The covariance matrix is also positive semidefinite. This means that
$$ \boldsymbol{u}\cdot\boldsymbol{M}\boldsymbol{u} \ge 0 $$for all vectors $\boldsymbol{u}$. This in turn means that the eigenvalues of the covariance matrix are non-negative. To see this inequality assume without loss of generality that the $X_i$'s are already centered and collect the observed value into the column vectors $\boldsymbol{X}_i$. Then,
$$ (N-1)\boldsymbol{M} = \left(\begin{array}{llll} \boldsymbol{X}_0\cdot\boldsymbol{X}_0 & \boldsymbol{X}_0\cdot\boldsymbol{X}_1 & \boldsymbol{X}_0\cdot\boldsymbol{X}_2 & \boldsymbol{X}_0\cdot\boldsymbol{X}_3 \\ \boldsymbol{X}_1\cdot\boldsymbol{X}_0 & \boldsymbol{X}_1\cdot\boldsymbol{X}_1 & \boldsymbol{X}_1\cdot\boldsymbol{X}_2 & \boldsymbol{X}_1\cdot\boldsymbol{X}_3 \\ \boldsymbol{X}_2\cdot\boldsymbol{X}_0 & \boldsymbol{X}_2\cdot\boldsymbol{X}_1 & \boldsymbol{X}_2\cdot\boldsymbol{X}_2 & \boldsymbol{X}_2\cdot\boldsymbol{X}_3 \\ \boldsymbol{X}_3\cdot\boldsymbol{X}_0 & \boldsymbol{X}_3\cdot\boldsymbol{X}_1 & \boldsymbol{X}_3\cdot\boldsymbol{X}_2 & \boldsymbol{X}_3\cdot\boldsymbol{X}_3 \\ \end{array}\right) = \left(\begin{array}{l} \boldsymbol{X}_0^T \\ \boldsymbol{X}_1^T \\ \boldsymbol{X}_2^T \\ \boldsymbol{X}_3^T \\ \end{array}\right) \left(\begin{array}{llll} \boldsymbol{X}_0 & \boldsymbol{X}_1 & \boldsymbol{X}_2 & \boldsymbol{X}_3 \\ \end{array}\right) $$Write this as $(N-1)\boldsymbol{M} = \boldsymbol{K}^T\boldsymbol{K}$ and then for $\boldsymbol{u}$ arbitrary
$$ \boldsymbol{u}\cdot\boldsymbol{M}\boldsymbol{u} = \frac{1}{N-1} \boldsymbol{u}^T\boldsymbol{K}^T\boldsymbol{K}\boldsymbol{u} = \frac{1}{N-1} \big(\boldsymbol{K}\boldsymbol{u}\big)^T\boldsymbol{K}\boldsymbol{u} \ge 0 $$We have seen how to get a covariance matrix entry using numpy
, but there
are a lot more - and this is for just four columns in the data set.
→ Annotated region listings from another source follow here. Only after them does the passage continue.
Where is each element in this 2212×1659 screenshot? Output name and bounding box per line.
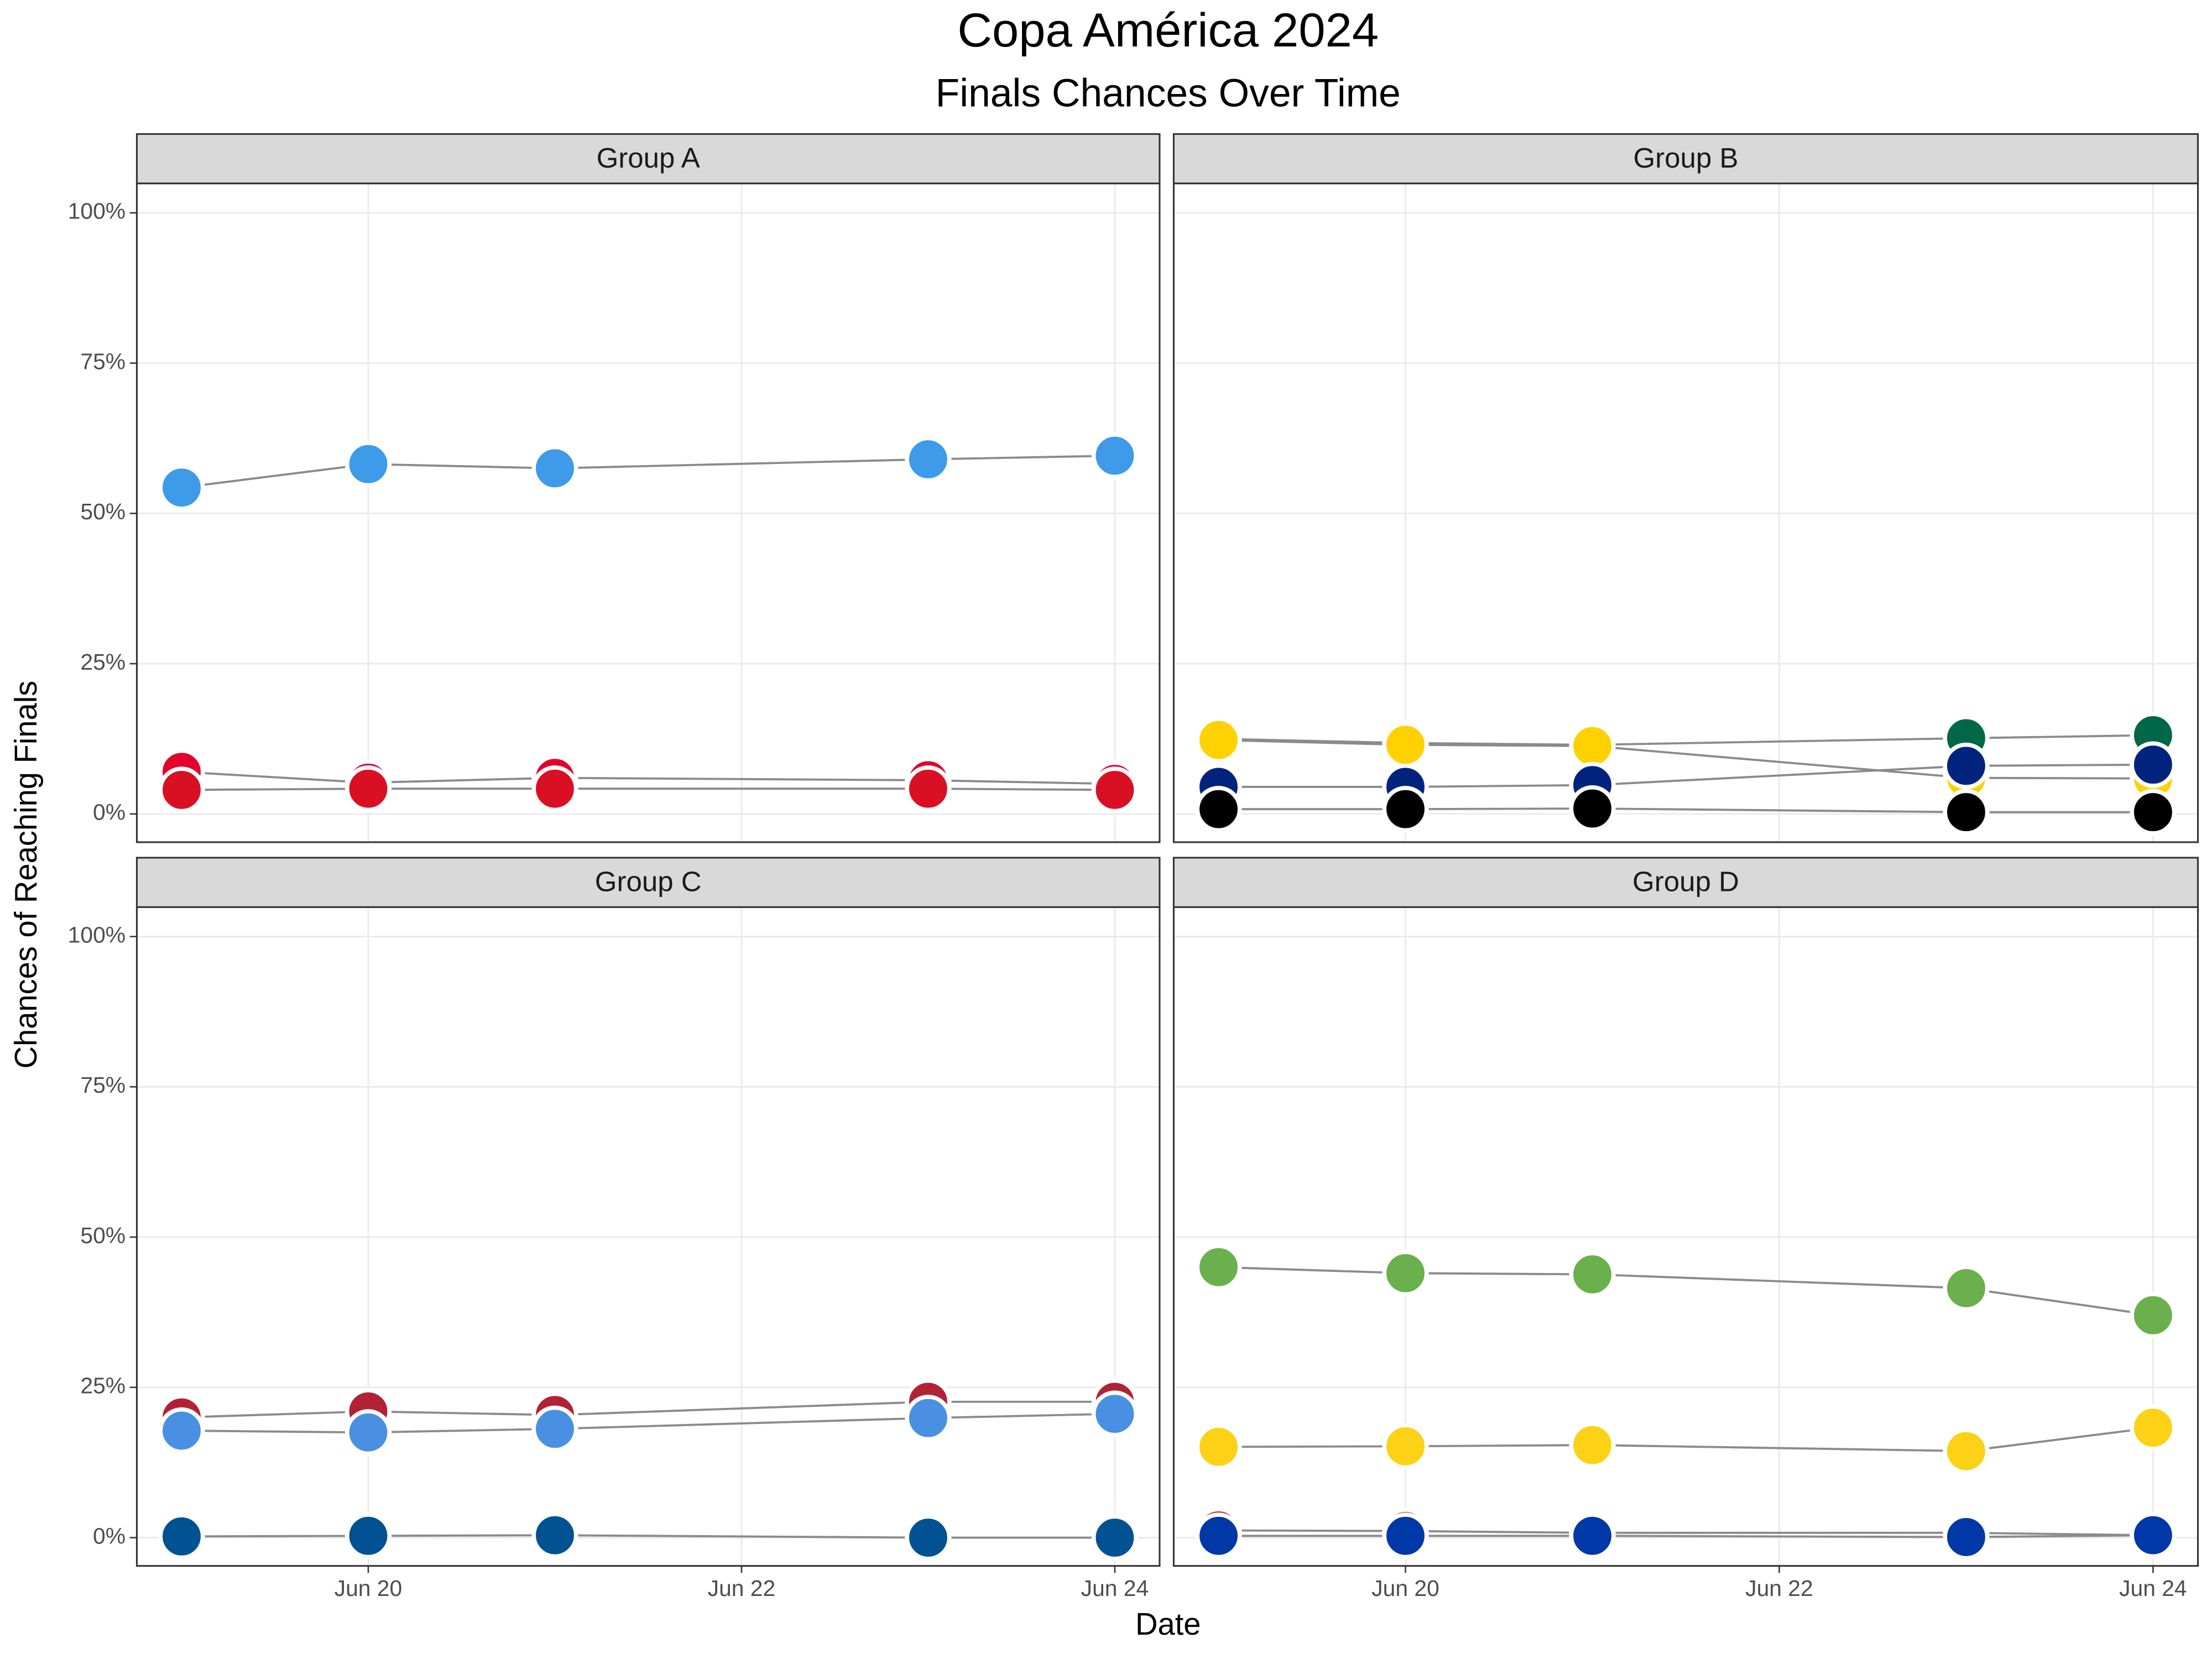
y-tick-label: 50% — [80, 1223, 126, 1248]
strip-label: Group D — [1632, 866, 1739, 898]
point — [345, 1512, 392, 1559]
point — [1382, 1512, 1429, 1559]
x-tick-label: Jun 22 — [708, 1575, 776, 1601]
point — [905, 765, 952, 812]
y-axis-label: Chances of Reaching Finals — [8, 681, 43, 1069]
point — [905, 436, 952, 483]
point — [1091, 432, 1139, 479]
point — [158, 1407, 205, 1454]
point — [1382, 1250, 1429, 1297]
point — [345, 441, 392, 488]
y-tick-label: 0% — [93, 800, 126, 825]
point — [531, 1405, 578, 1452]
point — [1382, 1423, 1429, 1470]
point — [2130, 1292, 2177, 1339]
strip-background — [135, 857, 1161, 908]
point — [2130, 789, 2177, 836]
point — [345, 1409, 392, 1456]
point — [905, 1395, 952, 1442]
point — [1195, 1423, 1242, 1470]
strip-label: Group C — [595, 866, 702, 898]
point — [345, 765, 392, 812]
panel: Group C 0% 25% 50% 75% 100% Jun 20 Jun 22 Jun 24 — [68, 857, 1161, 1601]
x-tick-label: Jun 20 — [1371, 1575, 1439, 1601]
strip-background — [135, 133, 1161, 185]
y-tick-label: 25% — [80, 1373, 126, 1399]
point — [2130, 1512, 2177, 1559]
y-tick-label: 100% — [68, 922, 126, 947]
point — [1091, 1514, 1139, 1561]
point — [1195, 1244, 1242, 1291]
point — [1382, 786, 1429, 833]
y-tick-label: 50% — [80, 499, 126, 524]
point — [2130, 1404, 2177, 1451]
point — [1943, 789, 1990, 836]
point — [1569, 722, 1616, 770]
panel: Group A 0% 25% 50% 75% 100% — [68, 133, 1161, 843]
strip-label: Group B — [1633, 142, 1738, 174]
chart-subtitle: Finals Chances Over Time — [936, 71, 1401, 115]
series-line — [181, 787, 1115, 791]
point — [1569, 1251, 1616, 1298]
point — [1195, 1512, 1242, 1559]
point — [1091, 766, 1139, 813]
x-tick-label: Jun 24 — [1081, 1575, 1149, 1601]
point — [1569, 1512, 1616, 1559]
x-tick-label: Jun 24 — [2119, 1575, 2187, 1601]
x-axis-label: Date — [1135, 1606, 1201, 1641]
x-tick-label: Jun 22 — [1745, 1575, 1813, 1601]
point — [1382, 721, 1429, 768]
point — [2130, 741, 2177, 788]
x-tick-label: Jun 20 — [335, 1575, 403, 1601]
strip-background — [1172, 857, 2199, 908]
y-tick-label: 75% — [80, 1072, 126, 1098]
y-tick-label: 75% — [80, 348, 126, 374]
point — [1195, 717, 1242, 764]
strip-background — [1172, 133, 2199, 185]
point — [1569, 1422, 1616, 1469]
point — [531, 765, 578, 812]
point — [158, 766, 205, 813]
panel: Group B — [1172, 133, 2199, 843]
panel: Group D Jun 20 Jun 22 Jun 24 — [1172, 857, 2199, 1601]
point — [1943, 1265, 1990, 1312]
y-tick-label: 100% — [68, 199, 126, 224]
chart-title: Copa América 2024 — [957, 3, 1379, 57]
point — [1943, 1514, 1990, 1561]
point — [1569, 785, 1616, 832]
point — [1943, 1427, 1990, 1475]
point — [158, 1513, 205, 1560]
y-tick-label: 0% — [93, 1523, 126, 1548]
y-tick-label: 25% — [80, 649, 126, 675]
point — [905, 1514, 952, 1561]
point — [1091, 1390, 1139, 1437]
point — [1195, 786, 1242, 833]
point — [531, 445, 578, 492]
point — [531, 1512, 578, 1559]
strip-label: Group A — [597, 142, 700, 174]
point — [1943, 742, 1990, 790]
point — [158, 464, 205, 511]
Lots of work... Fortunately numpy
can do the heavy lifting for us...
# note the transpose...
print(np.cov(X.T))
[[ 2.99063334e+01 -2.46209134e+00 5.00581949e+01 2.59562330e+03] [-2.46209134e+00 3.87788831e+00 -1.59472485e+01 -7.48456122e+02] [ 5.00581949e+01 -1.59472485e+01 1.96441677e+02 9.85219165e+03] [ 2.59562330e+03 -7.48456122e+02 9.85219165e+03 6.48372488e+05]]
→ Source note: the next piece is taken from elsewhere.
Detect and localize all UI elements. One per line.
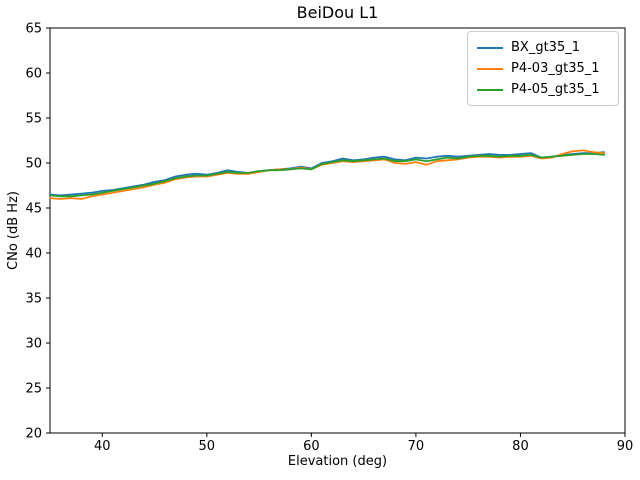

We can see that in the third column, second row we have $\mathrm{Cov}(X_1,X_2) = -15.94724845\ldots$ as expected.
But, the pandas
library that gives us the data frames has already
thought of ...
... both covariance and correlation, like this:
dfp.cov()
bill_length_mm | bill_depth_mm | flipper_length_mm | body_mass_g | |
---|---|---|---|---|
bill_length_mm | 29.906333 | -2.462091 | 50.058195 | 2595.623304 |
bill_depth_mm | -2.462091 | 3.877888 | -15.947248 | -748.456122 |
flipper_length_mm | 50.058195 | -15.947248 | 196.441677 | 9852.191649 |
body_mass_g | 2595.623304 | -748.456122 | 9852.191649 | 648372.487699 |
dfp.corr()
bill_length_mm | bill_depth_mm | flipper_length_mm | body_mass_g | |
---|---|---|---|---|
bill_length_mm | 1.000000 | -0.228626 | 0.653096 | 0.589451 |
bill_depth_mm | -0.228626 | 1.000000 | -0.577792 | -0.472016 |
flipper_length_mm | 0.653096 | -0.577792 | 1.000000 | 0.872979 |
body_mass_g | 0.589451 | -0.472016 | 0.872979 | 1.000000 |
THINK ABOUT: do you need both
flipper_length_mm
andbody_mass_g
in your analysis?
We covered just enough, to make progress at pace. We looked at
python
tools.Now we can start putting all of this material to work.